Zur Anwendung kommen Handlagerungsschalen, Knopfloch- und Schwanenhalsschiene oder Metacarpalspangen.
Halsorthesen
Die so genannte Schanzsche Krawatte ist aus weichem Material und wird um den Hals angelegt, wenn die Halswirbelsäule entzündet ist. Die Wirbelgelenke sollen durch die Halsorthese entlastet werden. Getragen werden kann sie während der Nacht oder bei langen Autofahrten.

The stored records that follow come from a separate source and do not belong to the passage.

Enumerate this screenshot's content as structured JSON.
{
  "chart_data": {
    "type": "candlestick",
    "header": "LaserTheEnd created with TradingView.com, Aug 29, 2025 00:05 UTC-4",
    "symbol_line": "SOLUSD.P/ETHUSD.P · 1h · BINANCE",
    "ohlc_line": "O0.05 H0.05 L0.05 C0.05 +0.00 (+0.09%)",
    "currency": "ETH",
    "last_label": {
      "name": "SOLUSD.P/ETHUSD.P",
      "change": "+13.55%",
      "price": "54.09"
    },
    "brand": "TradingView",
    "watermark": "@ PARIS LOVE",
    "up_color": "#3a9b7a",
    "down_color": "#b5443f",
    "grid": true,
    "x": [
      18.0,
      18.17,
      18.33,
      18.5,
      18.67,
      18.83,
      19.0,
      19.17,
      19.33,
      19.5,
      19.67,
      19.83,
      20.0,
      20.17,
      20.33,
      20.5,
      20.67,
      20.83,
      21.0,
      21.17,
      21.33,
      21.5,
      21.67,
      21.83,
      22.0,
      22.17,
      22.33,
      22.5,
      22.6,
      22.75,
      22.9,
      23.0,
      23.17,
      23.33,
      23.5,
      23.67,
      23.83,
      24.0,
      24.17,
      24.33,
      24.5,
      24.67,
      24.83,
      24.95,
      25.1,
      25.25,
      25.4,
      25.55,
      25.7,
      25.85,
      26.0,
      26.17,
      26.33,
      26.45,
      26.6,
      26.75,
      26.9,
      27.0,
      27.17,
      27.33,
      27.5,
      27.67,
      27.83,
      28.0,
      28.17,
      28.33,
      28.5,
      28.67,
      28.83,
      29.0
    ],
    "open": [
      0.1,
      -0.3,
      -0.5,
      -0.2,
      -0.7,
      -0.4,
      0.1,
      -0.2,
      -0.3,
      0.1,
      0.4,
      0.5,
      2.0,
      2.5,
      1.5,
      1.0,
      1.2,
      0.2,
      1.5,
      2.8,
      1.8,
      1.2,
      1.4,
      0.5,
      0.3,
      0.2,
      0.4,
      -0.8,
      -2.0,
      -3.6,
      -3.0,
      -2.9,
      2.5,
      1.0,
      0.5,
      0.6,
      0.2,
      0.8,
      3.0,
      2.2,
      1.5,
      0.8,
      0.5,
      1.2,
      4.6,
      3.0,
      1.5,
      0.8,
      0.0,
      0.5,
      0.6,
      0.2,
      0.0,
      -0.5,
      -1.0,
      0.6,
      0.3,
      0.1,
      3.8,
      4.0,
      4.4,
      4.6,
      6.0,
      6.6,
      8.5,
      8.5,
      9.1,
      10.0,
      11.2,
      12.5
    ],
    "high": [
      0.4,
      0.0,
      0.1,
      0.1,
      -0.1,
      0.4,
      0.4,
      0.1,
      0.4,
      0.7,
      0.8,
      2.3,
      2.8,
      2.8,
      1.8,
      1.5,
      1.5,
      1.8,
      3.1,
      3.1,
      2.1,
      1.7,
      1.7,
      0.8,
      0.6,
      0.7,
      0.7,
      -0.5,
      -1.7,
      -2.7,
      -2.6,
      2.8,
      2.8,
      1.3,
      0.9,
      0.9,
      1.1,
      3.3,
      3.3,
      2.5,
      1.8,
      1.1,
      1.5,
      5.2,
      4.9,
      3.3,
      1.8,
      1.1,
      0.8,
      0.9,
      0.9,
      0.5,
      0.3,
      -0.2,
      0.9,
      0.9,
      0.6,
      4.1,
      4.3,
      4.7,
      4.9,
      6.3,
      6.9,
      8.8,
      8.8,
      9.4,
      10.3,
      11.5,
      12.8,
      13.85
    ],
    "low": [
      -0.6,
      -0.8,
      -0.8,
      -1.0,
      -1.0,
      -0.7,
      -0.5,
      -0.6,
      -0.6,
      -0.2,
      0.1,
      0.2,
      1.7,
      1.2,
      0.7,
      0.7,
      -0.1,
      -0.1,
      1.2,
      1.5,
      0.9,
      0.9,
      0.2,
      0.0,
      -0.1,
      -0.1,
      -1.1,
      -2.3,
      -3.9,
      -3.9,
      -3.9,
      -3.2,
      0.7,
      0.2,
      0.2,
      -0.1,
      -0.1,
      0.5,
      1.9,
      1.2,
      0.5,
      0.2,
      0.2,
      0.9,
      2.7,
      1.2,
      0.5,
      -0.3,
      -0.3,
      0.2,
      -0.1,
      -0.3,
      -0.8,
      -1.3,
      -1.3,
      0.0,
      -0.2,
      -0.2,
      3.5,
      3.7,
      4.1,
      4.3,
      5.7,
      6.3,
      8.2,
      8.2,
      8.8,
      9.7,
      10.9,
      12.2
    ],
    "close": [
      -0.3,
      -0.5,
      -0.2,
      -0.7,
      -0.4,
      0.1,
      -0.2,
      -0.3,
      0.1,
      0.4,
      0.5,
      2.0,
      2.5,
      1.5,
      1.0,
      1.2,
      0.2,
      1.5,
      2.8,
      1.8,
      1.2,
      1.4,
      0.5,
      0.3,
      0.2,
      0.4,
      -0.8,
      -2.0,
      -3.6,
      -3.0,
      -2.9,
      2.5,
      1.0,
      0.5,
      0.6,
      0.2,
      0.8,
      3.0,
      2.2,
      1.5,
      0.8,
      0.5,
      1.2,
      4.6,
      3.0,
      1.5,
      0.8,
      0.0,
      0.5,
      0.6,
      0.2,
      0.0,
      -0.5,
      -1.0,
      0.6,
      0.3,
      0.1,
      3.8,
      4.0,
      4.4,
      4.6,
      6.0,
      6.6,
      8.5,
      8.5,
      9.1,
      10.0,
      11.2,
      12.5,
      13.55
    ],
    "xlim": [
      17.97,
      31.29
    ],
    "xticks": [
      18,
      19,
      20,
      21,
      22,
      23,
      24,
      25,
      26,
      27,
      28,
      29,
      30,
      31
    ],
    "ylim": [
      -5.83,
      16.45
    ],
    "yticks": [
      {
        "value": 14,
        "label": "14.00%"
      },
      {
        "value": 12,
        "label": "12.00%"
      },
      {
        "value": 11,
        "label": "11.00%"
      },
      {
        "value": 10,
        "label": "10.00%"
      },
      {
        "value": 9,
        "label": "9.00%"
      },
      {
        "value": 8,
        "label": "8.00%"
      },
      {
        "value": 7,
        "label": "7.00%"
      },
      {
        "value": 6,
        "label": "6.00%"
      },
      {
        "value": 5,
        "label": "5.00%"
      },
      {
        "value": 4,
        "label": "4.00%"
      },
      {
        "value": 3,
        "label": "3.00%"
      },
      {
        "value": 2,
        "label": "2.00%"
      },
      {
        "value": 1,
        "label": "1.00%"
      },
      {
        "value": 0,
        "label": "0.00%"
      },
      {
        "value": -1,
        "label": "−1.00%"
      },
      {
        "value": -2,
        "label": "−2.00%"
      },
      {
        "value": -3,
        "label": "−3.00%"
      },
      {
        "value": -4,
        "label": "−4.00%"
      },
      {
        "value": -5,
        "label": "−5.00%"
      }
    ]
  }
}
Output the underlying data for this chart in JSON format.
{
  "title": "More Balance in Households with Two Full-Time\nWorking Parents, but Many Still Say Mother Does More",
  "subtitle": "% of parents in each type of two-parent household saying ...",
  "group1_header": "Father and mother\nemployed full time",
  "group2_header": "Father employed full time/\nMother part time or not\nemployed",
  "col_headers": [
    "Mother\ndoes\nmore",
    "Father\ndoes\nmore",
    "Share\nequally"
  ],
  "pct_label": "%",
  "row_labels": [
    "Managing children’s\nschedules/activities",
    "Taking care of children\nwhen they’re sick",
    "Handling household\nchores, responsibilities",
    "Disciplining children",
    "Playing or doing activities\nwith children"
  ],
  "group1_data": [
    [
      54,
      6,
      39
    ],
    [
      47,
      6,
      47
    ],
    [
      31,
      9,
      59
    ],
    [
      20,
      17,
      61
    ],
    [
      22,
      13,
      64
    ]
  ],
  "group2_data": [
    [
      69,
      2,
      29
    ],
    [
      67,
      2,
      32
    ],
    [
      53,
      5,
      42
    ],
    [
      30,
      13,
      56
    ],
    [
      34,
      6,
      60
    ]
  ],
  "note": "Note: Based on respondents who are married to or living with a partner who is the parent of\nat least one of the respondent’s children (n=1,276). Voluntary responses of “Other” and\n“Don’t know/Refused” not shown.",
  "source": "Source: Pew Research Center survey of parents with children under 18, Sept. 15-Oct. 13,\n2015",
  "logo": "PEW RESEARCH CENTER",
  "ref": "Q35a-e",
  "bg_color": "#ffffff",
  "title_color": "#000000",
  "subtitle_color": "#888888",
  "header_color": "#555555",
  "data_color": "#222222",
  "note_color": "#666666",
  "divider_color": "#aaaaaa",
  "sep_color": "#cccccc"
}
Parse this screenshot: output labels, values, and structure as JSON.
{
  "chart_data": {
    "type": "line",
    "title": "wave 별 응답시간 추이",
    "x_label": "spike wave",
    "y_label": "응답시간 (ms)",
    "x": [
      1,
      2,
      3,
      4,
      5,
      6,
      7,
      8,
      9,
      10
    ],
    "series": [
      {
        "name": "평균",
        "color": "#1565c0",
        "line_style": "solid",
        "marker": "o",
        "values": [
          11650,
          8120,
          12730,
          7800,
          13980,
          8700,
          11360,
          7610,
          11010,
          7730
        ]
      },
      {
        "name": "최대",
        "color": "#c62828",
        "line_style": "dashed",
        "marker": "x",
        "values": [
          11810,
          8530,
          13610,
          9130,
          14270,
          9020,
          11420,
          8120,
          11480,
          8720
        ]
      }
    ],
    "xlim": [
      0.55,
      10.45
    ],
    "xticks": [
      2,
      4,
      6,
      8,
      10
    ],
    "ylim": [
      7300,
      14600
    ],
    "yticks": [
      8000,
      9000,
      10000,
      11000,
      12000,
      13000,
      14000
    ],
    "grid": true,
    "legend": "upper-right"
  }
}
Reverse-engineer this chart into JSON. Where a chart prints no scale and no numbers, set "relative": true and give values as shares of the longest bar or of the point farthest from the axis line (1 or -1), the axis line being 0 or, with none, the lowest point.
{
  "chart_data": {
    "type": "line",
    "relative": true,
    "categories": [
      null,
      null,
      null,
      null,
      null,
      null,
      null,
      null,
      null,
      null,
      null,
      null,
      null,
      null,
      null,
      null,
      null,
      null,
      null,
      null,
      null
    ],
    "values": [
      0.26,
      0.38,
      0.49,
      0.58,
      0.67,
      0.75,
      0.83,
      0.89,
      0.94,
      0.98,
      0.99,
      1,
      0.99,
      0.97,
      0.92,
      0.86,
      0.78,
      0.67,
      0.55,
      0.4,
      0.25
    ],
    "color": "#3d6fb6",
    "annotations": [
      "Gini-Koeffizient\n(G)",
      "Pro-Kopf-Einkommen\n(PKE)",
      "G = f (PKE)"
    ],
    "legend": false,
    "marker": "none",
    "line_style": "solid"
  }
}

Schuheinlagen und -zurichtungen
Um das Längs- und Quergewölbe des rheumatischen Fußes zu stützen, kommen Schuheinlagen (Fußbettungen) meist schon vorbeugend zum Einsatz. Sie haben aber keine korrigierenden Wirkungen. Typische Zurichtungen an Konfektionsschuhen sind die Schmetterlings oder Ballenrolle. Sie entlasten die entzündeten Mittelfußknochen. Pufferabsätze reduzieren die Stoßbelastung auf die Fuß- und Sprunggelenke.
Orthopädische Schuhe
Orthopädische Schuhe werden nicht routinemäßig verordnet, sondern nur dann, wenn ein zugerichteter Konfektionsschuh nichts mehr hilft. Ein weiter Einschlupf, Klettverschluss, weiches Oberleder und Lederränder, Pufferabsatz und individuell abgestimmte Absatzhöhen gehören meist zur Standardausführung. Die vom Orthopädie-Schuhmacher angefertigten Einzelstücke müssen vom verordnenden Arzt abgenommen werden.